🤖 AI Summary
This work proposes LH3D, a learnability-oriented active learning framework for monocular 3D object detection from roadside cameras, addressing the challenges of annotation difficulty and low model learnability. LH3D introduces learnability as the core sampling criterion, explicitly suppressing inherently ambiguous and hard-to-annotate samples. By integrating submodular optimization, the framework enhances both annotation efficiency and model performance while ensuring informative coverage.
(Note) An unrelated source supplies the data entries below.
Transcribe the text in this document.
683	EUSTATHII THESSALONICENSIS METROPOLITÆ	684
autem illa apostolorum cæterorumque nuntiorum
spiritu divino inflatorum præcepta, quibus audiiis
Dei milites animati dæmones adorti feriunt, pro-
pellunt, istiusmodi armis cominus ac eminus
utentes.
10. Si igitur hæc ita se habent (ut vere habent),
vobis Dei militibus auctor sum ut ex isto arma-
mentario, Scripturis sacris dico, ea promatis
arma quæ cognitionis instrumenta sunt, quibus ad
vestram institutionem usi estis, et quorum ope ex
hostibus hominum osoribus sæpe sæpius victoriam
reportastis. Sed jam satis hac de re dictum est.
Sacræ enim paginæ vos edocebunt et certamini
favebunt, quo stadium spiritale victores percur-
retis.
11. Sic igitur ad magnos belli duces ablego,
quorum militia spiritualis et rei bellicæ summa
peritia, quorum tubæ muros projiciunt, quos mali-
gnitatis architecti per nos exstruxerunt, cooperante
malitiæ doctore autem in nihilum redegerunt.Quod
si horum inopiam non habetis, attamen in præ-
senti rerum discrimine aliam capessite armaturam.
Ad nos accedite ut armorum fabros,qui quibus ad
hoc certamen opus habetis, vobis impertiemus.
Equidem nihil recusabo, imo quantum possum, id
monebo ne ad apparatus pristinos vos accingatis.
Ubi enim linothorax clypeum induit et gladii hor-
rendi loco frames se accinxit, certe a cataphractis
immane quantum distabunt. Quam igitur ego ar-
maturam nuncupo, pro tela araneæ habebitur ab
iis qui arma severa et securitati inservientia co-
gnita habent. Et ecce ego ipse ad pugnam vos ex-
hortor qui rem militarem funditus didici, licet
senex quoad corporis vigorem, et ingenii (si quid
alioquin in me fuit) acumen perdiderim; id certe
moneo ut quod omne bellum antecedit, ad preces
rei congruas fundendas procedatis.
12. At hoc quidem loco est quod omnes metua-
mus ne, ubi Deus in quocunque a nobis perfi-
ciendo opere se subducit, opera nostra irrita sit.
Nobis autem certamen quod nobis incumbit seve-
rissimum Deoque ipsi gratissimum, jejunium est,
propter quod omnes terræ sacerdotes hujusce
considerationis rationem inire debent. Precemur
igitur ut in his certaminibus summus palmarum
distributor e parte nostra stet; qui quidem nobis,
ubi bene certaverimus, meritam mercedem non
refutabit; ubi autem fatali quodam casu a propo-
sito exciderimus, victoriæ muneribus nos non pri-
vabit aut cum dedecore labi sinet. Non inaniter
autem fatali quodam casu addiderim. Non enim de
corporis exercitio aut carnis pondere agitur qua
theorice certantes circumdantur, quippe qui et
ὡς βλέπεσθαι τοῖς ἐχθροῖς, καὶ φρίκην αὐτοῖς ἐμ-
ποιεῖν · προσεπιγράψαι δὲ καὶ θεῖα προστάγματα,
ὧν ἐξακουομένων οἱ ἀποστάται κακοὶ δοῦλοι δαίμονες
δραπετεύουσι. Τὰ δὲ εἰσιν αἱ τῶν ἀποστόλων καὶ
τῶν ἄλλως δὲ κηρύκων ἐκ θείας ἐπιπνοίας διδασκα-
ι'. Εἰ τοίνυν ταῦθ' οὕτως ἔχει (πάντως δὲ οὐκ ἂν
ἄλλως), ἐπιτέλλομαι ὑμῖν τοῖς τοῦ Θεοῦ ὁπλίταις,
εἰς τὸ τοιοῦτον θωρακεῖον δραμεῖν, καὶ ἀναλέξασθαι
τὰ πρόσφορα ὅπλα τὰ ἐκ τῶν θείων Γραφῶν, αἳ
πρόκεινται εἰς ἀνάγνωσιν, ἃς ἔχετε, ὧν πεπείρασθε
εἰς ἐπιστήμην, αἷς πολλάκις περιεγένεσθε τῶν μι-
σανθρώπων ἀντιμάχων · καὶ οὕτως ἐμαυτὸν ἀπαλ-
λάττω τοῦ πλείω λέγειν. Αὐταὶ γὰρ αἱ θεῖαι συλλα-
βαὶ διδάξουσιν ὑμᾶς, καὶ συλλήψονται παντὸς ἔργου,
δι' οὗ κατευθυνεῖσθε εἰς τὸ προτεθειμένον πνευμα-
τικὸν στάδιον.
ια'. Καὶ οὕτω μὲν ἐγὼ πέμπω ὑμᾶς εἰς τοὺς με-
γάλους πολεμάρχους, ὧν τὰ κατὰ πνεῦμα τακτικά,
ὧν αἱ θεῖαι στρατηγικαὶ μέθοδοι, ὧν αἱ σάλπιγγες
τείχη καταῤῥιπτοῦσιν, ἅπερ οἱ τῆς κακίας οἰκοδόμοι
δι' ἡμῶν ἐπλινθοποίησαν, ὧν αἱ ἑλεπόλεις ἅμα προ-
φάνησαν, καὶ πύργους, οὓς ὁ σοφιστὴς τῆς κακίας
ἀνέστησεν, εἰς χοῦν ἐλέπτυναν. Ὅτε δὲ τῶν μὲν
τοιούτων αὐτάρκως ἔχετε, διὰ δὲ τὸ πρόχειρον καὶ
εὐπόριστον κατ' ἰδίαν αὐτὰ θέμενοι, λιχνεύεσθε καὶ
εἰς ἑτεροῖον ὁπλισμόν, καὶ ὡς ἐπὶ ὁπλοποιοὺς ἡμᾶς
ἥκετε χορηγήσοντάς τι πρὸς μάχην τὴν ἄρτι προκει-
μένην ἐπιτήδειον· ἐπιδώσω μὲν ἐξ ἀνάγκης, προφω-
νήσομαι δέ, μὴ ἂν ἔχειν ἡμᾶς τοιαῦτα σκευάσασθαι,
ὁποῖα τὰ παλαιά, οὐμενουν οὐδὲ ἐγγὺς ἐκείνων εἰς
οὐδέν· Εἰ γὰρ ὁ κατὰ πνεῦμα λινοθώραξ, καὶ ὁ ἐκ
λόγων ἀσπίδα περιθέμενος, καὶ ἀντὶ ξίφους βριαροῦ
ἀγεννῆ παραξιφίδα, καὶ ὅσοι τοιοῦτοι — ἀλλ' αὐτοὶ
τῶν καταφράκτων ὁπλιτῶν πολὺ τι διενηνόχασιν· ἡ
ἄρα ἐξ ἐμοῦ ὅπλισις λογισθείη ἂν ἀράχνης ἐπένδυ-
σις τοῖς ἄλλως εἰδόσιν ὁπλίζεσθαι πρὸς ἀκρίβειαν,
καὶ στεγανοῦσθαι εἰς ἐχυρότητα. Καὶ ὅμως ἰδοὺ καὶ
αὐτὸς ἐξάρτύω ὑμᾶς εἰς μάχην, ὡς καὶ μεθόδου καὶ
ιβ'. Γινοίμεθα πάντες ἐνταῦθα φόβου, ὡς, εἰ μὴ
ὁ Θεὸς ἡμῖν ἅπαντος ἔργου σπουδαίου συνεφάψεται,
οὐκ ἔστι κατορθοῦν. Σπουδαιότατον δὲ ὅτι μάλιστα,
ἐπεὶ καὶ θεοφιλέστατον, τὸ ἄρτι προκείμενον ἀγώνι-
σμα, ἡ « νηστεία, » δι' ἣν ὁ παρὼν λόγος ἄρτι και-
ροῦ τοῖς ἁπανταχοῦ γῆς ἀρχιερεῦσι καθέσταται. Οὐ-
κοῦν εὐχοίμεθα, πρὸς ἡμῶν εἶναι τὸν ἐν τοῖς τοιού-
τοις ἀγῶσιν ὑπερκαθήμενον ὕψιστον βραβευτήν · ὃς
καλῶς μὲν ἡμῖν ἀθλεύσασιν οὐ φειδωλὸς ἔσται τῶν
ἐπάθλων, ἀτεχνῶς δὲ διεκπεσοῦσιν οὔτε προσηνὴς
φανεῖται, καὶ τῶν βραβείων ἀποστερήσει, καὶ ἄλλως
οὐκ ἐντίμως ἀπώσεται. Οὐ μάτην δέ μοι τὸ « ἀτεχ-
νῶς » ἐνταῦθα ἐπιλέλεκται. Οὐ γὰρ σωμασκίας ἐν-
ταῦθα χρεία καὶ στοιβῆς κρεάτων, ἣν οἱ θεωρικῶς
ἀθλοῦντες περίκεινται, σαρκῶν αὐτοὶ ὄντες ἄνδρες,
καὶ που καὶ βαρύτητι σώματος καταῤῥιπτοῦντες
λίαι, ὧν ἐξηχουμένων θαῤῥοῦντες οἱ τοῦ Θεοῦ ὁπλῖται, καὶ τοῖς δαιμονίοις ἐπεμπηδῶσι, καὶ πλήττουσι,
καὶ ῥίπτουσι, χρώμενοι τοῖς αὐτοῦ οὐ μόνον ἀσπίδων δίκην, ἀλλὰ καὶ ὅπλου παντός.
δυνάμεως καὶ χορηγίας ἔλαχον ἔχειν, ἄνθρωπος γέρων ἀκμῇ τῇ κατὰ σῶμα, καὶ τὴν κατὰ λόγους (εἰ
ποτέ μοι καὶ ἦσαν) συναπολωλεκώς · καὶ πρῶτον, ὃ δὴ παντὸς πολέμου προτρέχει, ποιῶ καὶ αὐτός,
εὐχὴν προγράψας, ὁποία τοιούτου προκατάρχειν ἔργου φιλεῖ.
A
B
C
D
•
Evaluated on the DAIR-V2X-I dataset, LH3D achieves 86.06% (vehicles), 67.32% (pedestrians), and 78.67% (cyclists) of the fully supervised performance using only 25% of the annotation budget, significantly outperforming conventional uncertainty-based active learning approaches.
📝 Abstract
Roadside perception datasets are typically constructed via cooperative labeling between synchronized vehicle and roadside frame pairs. However, real deployment often requires annotation of roadside-only data due to hardware and privacy constraints. Even human experts struggle to produce accurate labels without vehicle-side data (image, LIDAR), which not only increases annotation difficulty and cost, but also reveals a fundamental learnability problem: many roadside-only scenes contain distant, blurred, or occluded objects whose 3D properties are ambiguous from a single view and can only be reliably annotated by cross-checking paired vehicle--roadside frames. We refer to such cases as inherently ambiguous samples. To reduce wasted annotation effort on inherently ambiguous samples while still obtaining high-performing models, we turn to active learning. This work focuses on active learning for roadside monocular 3D object detection and proposes a learnability-driven framework that selects scenes which are both informative and reliably labelable, suppressing inherently ambiguous samples while ensuring coverage. Experiments demonstrate that our method, LH3D, achieves 86.06%, 67.32%, and 78.67% of full-performance for vehicles, pedestrians, and cyclists respectively, using only 25% of the annotation budget on DAIR-V2X-I, significantly outperforming uncertainty-based baselines. This confirms that learnability, not uncertainty, matters for roadside 3D perception.